What about our peers? Are we comparing ourselves to them? The majority of us are.
Perhaps it’s because it feels like a more “realistic” goal. Their bodies aren’t airbrushed. So they’re attainable right? Wrong. Again, it’s insensible to compare ourselves to others because of the fact that most of our appearance is pre-ordained by our genetics. But we still compare, as is natural in our hyper-competitive society.
In high school I led a discussion in a classroom of eighth grade girls. They were quite frank about the pressure they felt to compete with each other in the realm of appearance.
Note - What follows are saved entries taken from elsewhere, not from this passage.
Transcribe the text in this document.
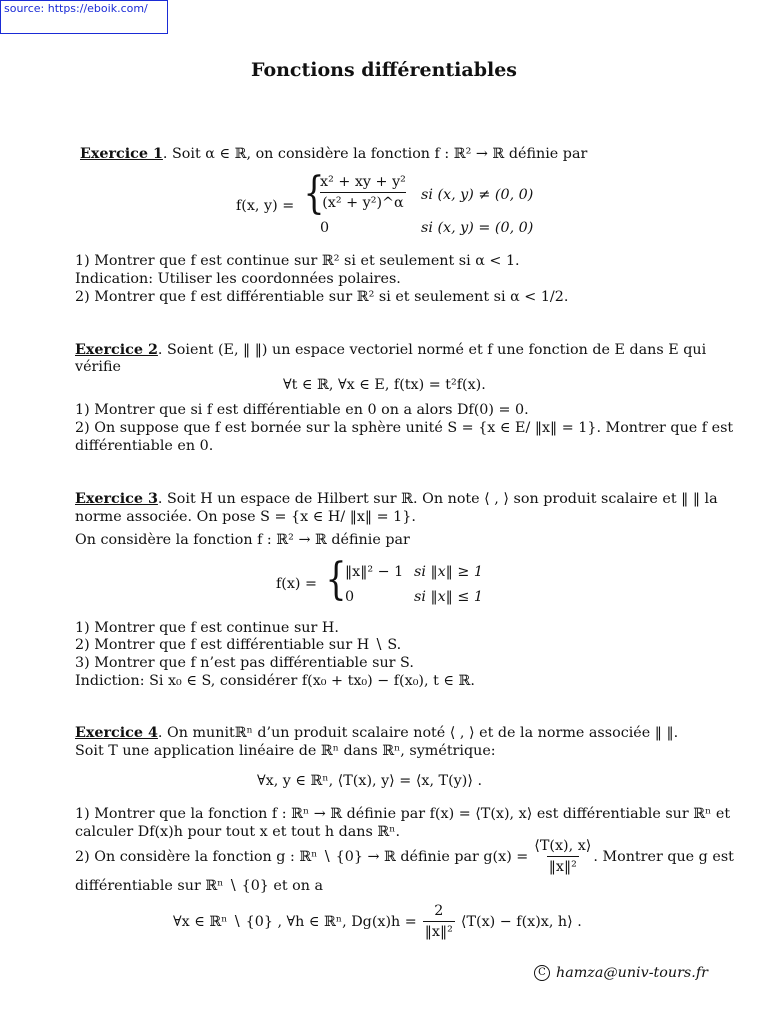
source: https://eboik.com/
Fonctions différentiables
Exercice 1. Soit α ∈ ℝ, on considère la fonction f : ℝ² → ℝ définie par
f(x, y) = {
$\frac{\text{x² + xy + y²}}{\text{(x² + y²)\textasciicircum{}α}}$ si (x, y) ≠ (0, 0)
0	si (x, y) = (0, 0)
1) Montrer que f est continue sur ℝ² si et seulement si α < 1.
Indication: Utiliser les coordonnées polaires.
2) Montrer que f est différentiable sur ℝ² si et seulement si α < 1/2.
Exercice 2. Soient (E, ‖ ‖) un espace vectoriel normé et f une fonction de E dans E qui
vérifie
∀t ∈ ℝ, ∀x ∈ E, f(tx) = t²f(x).
1) Montrer que si f est différentiable en 0 on a alors Df(0) = 0.
2) On suppose que f est bornée sur la sphère unité S = {x ∈ E/ ‖x‖ = 1}. Montrer que f est
différentiable en 0.
Exercice 3. Soit H un espace de Hilbert sur ℝ. On note ⟨ , ⟩ son produit scalaire et ‖ ‖ la
norme associée. On pose S = {x ∈ H/ ‖x‖ = 1}.
On considère la fonction f : ℝ² → ℝ définie par
f(x) = {
‖x‖² − 1 si ‖x‖ ≥ 1
0	si ‖x‖ ≤ 1
1) Montrer que f est continue sur H.
2) Montrer que f est différentiable sur H ∖ S.
3) Montrer que f n’est pas différentiable sur S.
Indiction: Si x₀ ∈ S, considérer f(x₀ + tx₀) − f(x₀), t ∈ ℝ.
Exercice 4. On munitℝⁿ d’un produit scalaire noté ⟨ , ⟩ et de la norme associée ‖ ‖.
Soit T une application linéaire de ℝⁿ dans ℝⁿ, symétrique:
∀x, y ∈ ℝⁿ, ⟨T(x), y⟩ = ⟨x, T(y)⟩ .
1) Montrer que la fonction f : ℝⁿ → ℝ définie par f(x) = ⟨T(x), x⟩ est différentiable sur ℝⁿ et
calculer Df(x)h pour tout x et tout h dans ℝⁿ.
2) On considère la fonction g : ℝⁿ ∖ {0} → ℝ définie par $g(x) = \frac{⟨T(x), x⟩}{\text{‖x‖²}}$ . Montrer que g est
différentiable sur ℝⁿ ∖ {0} et on a
∀x ∈ ℝⁿ ∖ {0} , ∀h ∈ ℝⁿ, $Dg(x)h = \frac{2}{\text{‖x‖²}}$ ⟨T(x) − f(x)x, h⟩ .
C hamza@univ-tours.fr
One of the girls described how her self-esteem plummeted to a new low each time she climbed the stairs to her third floor classroom. Crammed like cattle into the over-crowded staircase, everyone is forced to move very slowly. As she made the slow ascent to her French class, she would stare at and inspect the dozens of exposed legs fitted in sheer nylon tights that poked out from the short rolled skirts of the girls standing on the steps above her. She was engrossed in self-comparison. How am I able to describe this image so vividly? Because it’s something I did too. Regrettably, it’s likely something that many schoolgirls do.
We cannot forget to acknowledge the most prolific grounds for self-comparison to peers: social media. Consider Facebook for example. It evolved from Facemash, a site that enabled college students to rate their peers according to their attractiveness. It was literally created to tend to the human need to compare. Though Facebook has developed far beyond Facemash, used primarily as a communication tool, it is inevitable that users will compare themselves to their cyber-mates. A lot of us drown in self-critical thoughts as we scroll through our friends’ pictures. It’s worth noting that the pictures people post of themselves are ones that feature them in their best light – making it even harder to “measure up”. Flagrant examples of the comparison culture in the social networking world are the “Most Beautiful Teen” and “Hottest babe” type of contests. There, Facebook users post pictures of themselves so that they may be judged and compared to other willing participants.
It may sound trite, but: we are who we are. Accepting and eventually appreciating this is way less painful and destructive than pursuing serious change. When it comes to our bodies, we need to resist our inclination to compare.